Kong Lingli est l’un des rares souffleurs de caramel à continuer à exercer ce métier pluriséculaire à Pékin. Ce quarantenaire chinois fabrique aussi des figurines en pâte de farine. Rencontre avec ce maître-artisan.
Brûlant. Kong Lingli se souvient encore de cette sensation la première fois qu’il a réalisé un animal en sucre. Il avait 10 ans. Ce Chinois de 42 ans de la province du Shandong, au nord-est de la Chine, est souffleur de caramel. Comme son père et son grand-père.
Tous les matins, Kong Lingli, accompagné de sa femme Wang Huilin, traverse toute la ville pour installer son petit stand dans la ruelle des snacks (Xiao Chi Jie) à Wangfujing, le quartier le plus commercial de Pékin.

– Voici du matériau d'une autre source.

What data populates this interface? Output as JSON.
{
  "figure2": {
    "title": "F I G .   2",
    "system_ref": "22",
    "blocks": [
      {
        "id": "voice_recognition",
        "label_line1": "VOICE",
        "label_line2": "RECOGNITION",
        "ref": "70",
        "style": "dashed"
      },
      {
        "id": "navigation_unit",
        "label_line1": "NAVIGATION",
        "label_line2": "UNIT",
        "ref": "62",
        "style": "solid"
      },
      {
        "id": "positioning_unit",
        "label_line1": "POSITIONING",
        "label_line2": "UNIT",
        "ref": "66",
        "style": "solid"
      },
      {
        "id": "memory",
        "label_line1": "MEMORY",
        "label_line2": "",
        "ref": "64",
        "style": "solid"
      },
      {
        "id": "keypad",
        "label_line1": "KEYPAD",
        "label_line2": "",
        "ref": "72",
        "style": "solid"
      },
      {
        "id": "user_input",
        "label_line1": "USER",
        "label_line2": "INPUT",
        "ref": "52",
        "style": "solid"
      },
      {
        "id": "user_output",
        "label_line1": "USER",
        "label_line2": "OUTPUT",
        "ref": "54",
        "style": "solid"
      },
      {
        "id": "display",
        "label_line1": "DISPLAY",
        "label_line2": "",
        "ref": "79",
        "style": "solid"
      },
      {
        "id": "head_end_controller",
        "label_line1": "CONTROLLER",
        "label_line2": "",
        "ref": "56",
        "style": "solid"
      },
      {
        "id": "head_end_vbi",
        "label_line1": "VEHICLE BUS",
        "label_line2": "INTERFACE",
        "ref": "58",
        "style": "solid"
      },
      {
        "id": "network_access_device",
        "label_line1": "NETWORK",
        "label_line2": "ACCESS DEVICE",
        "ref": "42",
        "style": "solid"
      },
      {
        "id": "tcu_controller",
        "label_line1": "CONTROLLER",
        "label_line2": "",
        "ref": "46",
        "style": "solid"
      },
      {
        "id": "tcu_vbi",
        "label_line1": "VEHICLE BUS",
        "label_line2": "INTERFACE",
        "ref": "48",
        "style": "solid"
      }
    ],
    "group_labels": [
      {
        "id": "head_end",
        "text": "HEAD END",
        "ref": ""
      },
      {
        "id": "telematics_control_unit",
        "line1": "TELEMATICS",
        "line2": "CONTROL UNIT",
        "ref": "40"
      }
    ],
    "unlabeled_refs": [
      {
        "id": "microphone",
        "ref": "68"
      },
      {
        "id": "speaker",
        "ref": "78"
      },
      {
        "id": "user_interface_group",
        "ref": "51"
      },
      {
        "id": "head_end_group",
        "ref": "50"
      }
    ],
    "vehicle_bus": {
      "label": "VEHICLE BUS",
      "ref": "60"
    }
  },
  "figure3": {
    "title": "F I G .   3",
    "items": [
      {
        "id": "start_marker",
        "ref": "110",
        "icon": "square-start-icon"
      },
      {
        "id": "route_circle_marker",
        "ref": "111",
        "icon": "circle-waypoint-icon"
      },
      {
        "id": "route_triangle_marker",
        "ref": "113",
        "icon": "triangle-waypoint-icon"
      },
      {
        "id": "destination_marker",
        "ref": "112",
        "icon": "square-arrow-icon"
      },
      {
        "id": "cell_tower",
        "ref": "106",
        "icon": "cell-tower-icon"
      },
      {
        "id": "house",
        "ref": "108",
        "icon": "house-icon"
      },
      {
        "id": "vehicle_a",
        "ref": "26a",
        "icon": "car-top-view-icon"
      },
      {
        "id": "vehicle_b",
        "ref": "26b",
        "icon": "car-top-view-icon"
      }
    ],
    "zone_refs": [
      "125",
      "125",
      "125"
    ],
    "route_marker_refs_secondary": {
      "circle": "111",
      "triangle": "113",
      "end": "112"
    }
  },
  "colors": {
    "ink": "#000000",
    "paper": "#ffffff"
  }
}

Revêtu d’une veste chinoise brodée, l’artisan déballe d’abord son réchaud à gaz. Puis pose dessus un récipient rempli d’une mixture composée de sucre blanc, de miel et d’un peu d’eau. Le tout est cuit pendant deux à trois heures. « Le plus dur, c’est de contrôler la chaleur du feu », explique cet ancien ébéniste. « Je me suis brûlé bien des fois », ajoute-t-il en montrant ses paumes recouvertes d’ampoules et de cales.
« Quel est votre signe astrologique ? », lance-t-il à des passants qui s’arrêtent devant son stand pour admirer les différents animaux et les gourdes en caramel exposés. « Lapin », répond timidement une jeune fille. « C’est 10 yuans », rétorque Kong Lingli. Il saisit alors un peu de caramel de sa casserole, le malaxe, en fait une boule, et y enfonce son doigt. Puis il étire la pâte et coupe en deux le cône ainsi formé.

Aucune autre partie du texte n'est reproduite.